Following the floods that affected part of United Arab Emirate, Afghanistan and Pakistan, scores have been killed via the heavy storm and downpour.
Around 70 people have been killed by heavy rains lashing Afghanistan over the past five days, the government’s disaster management department said on Wednesday.
Neighbouring Pakistan has also been hammered by spring downpours, with 65 people killed in storm-related incidents as rain falls at nearly twice the historical average rate, officials told AFP.
Afghanistan was parched by an unusually dry winter that desiccated the earth, exacerbating flash-flooding caused by spring downpours in most provinces.
Disaster management spokesman Janan Sayeq said “approximately 70 people lost their lives” as a result of rains between Saturday and Wednesday.

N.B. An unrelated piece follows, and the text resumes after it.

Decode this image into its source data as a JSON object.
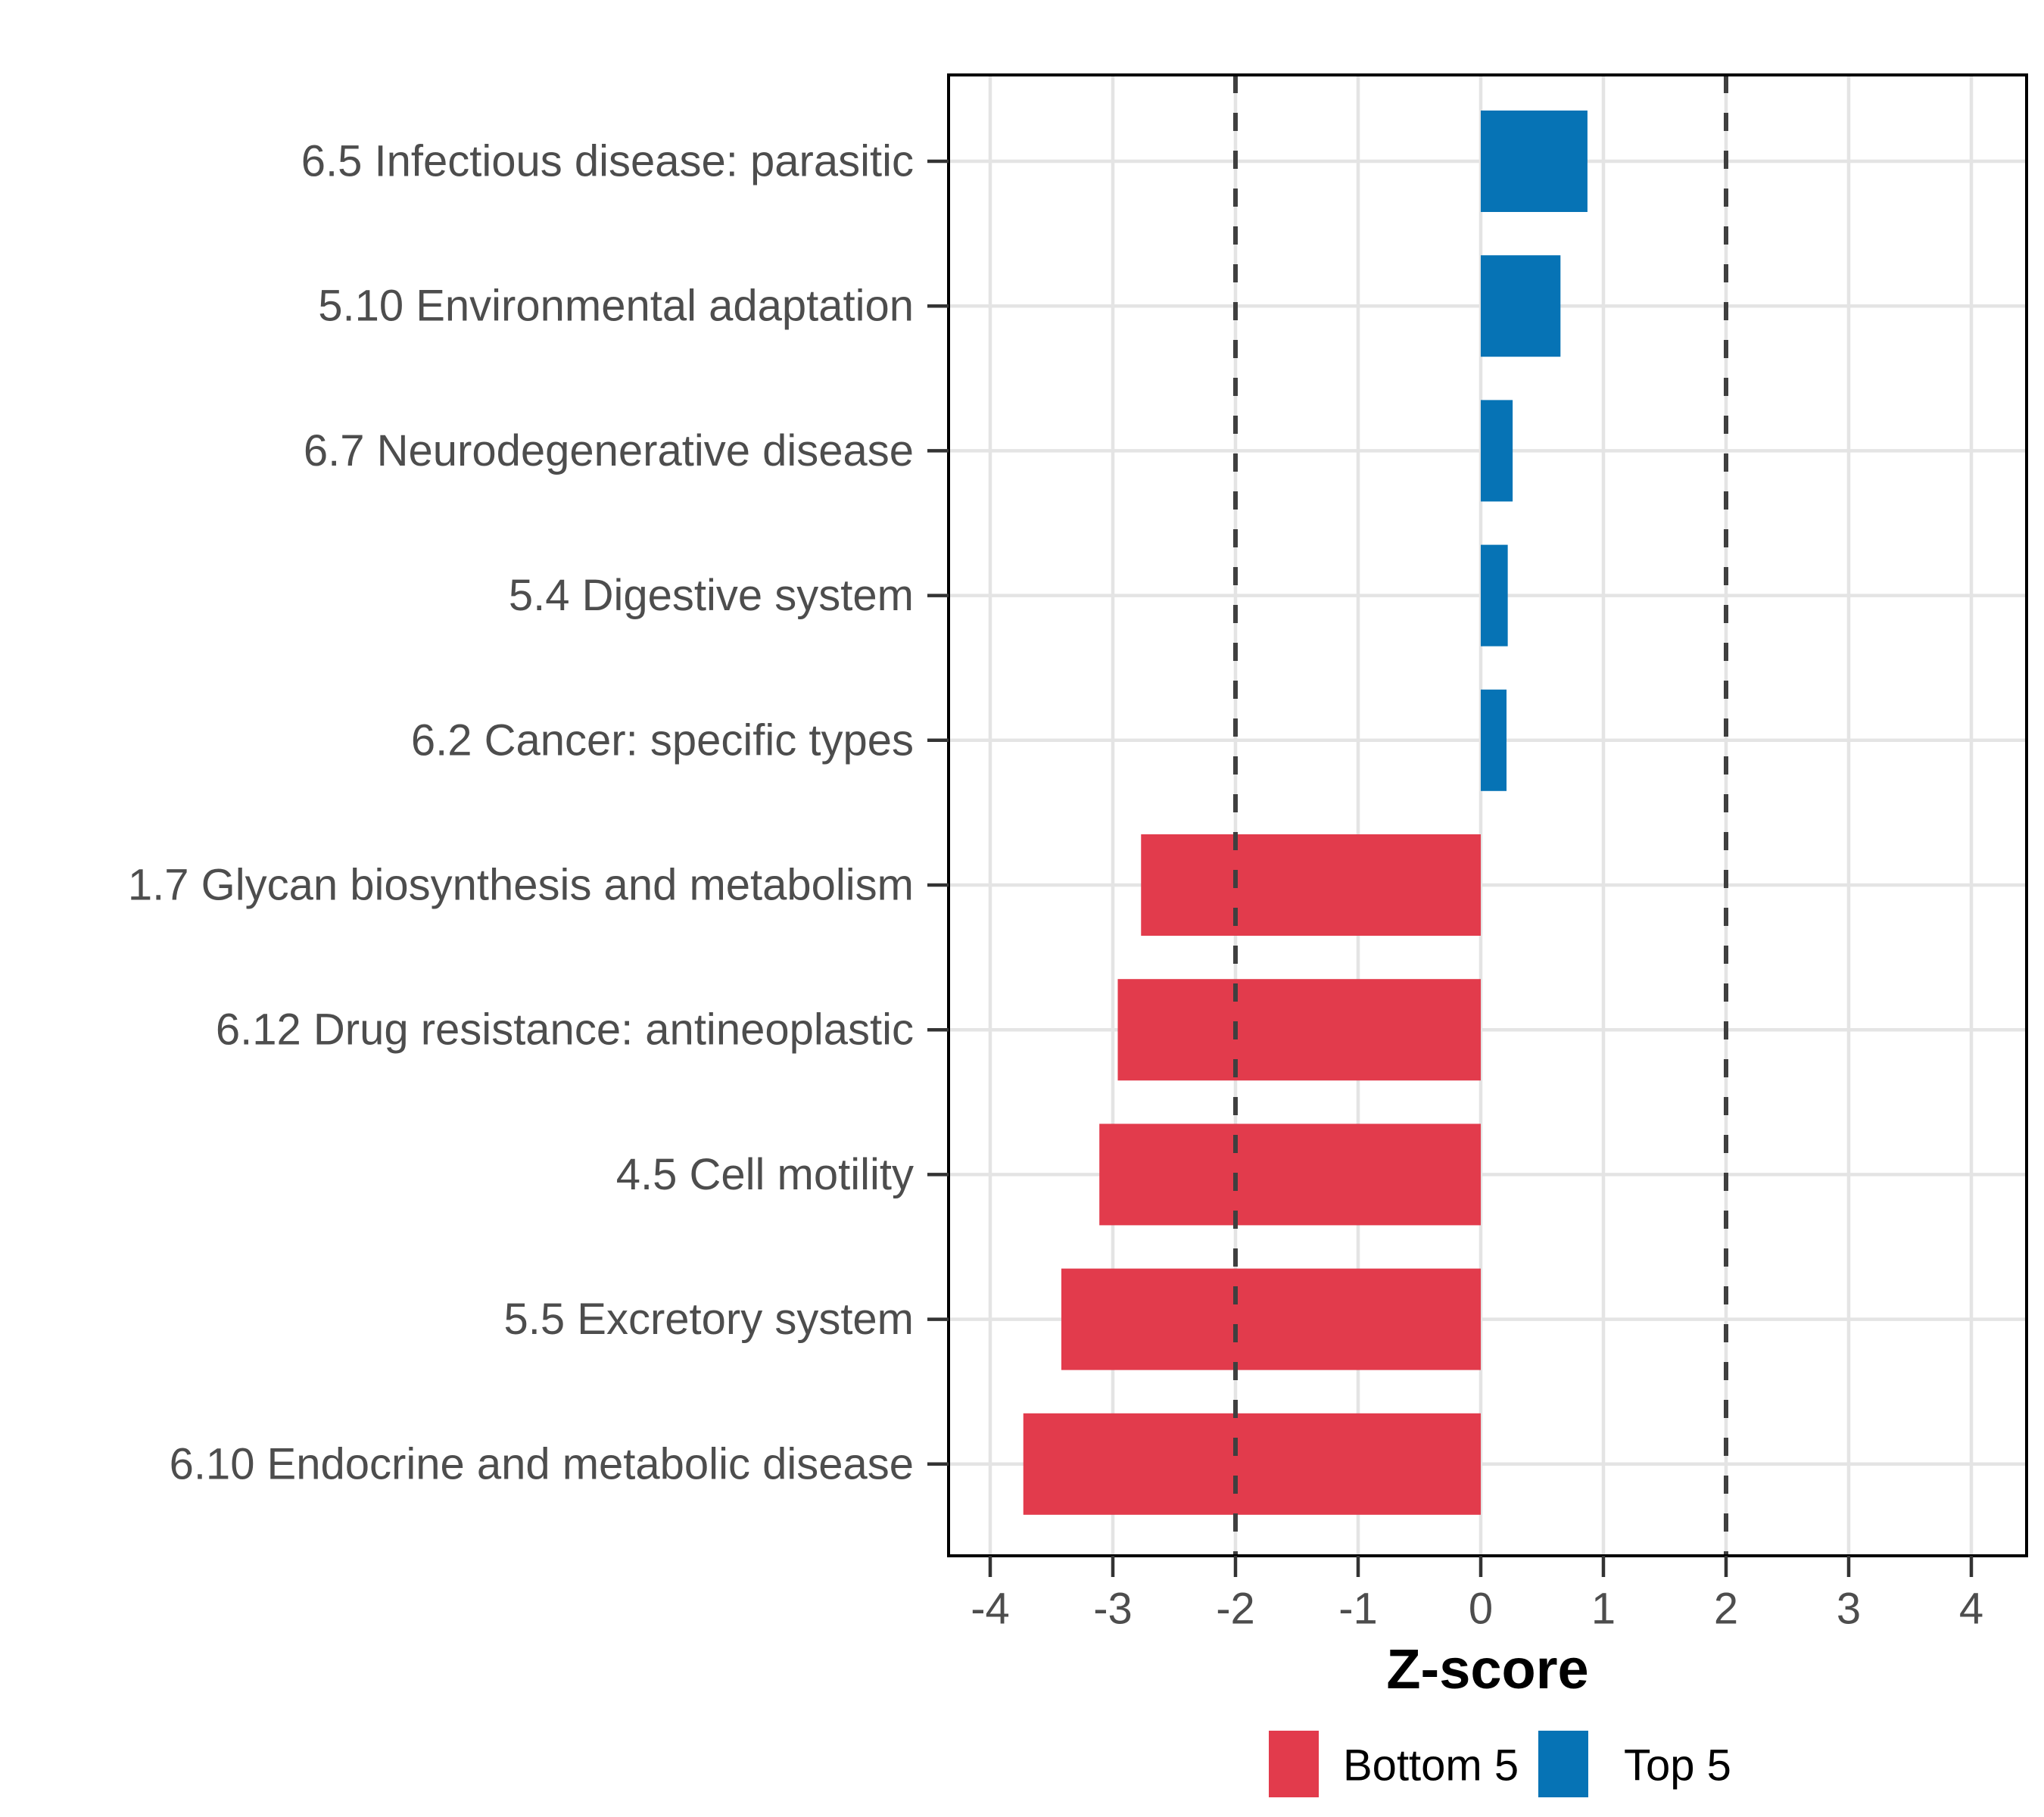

Fifty-six others have been injured, he added while more than 2,600 houses have been damaged or destroyed and 95,000 acres of farmland wiped away.
The United Nations last year warned that “Afghanistan is experiencing major swings in extreme weather conditions”.
At least 25 people were killed in a landslide after massive snowfall in eastern Afghanistan in February, while around 60 were killed in a three-week spate of precipitation ending in March.
In Pakistan, heavy downpours between Friday and Monday unleashed flash floods and caused houses to collapse, while lightning killed at least 28 people.
The largest death toll was in northwestern Khyber Pakhtunkhwa, where 32 people have died, including 15 children, and more than 1,300 homes have been damaged.
“All the casualties resulted from the collapse of walls and roofs,” the spokesman for the province’s disaster management authority, Anwar Khan, told AFP on Wednesday.
Dubai’s giant highways were clogged by flooding and airport passengers were urged to stay away on Wednesday as the glitzy financial centre reeled from record rains.
At least one person was killed after a 70-year-old man was swept away in his car in Ras Al-Khaimah, one of the country’s seven emirates, police said.
Climatologist Friederike Otto, a specialist in assessing the role of climate change on extreme weather events, told AFP it was “highly likely” that global warming had worsened the storms.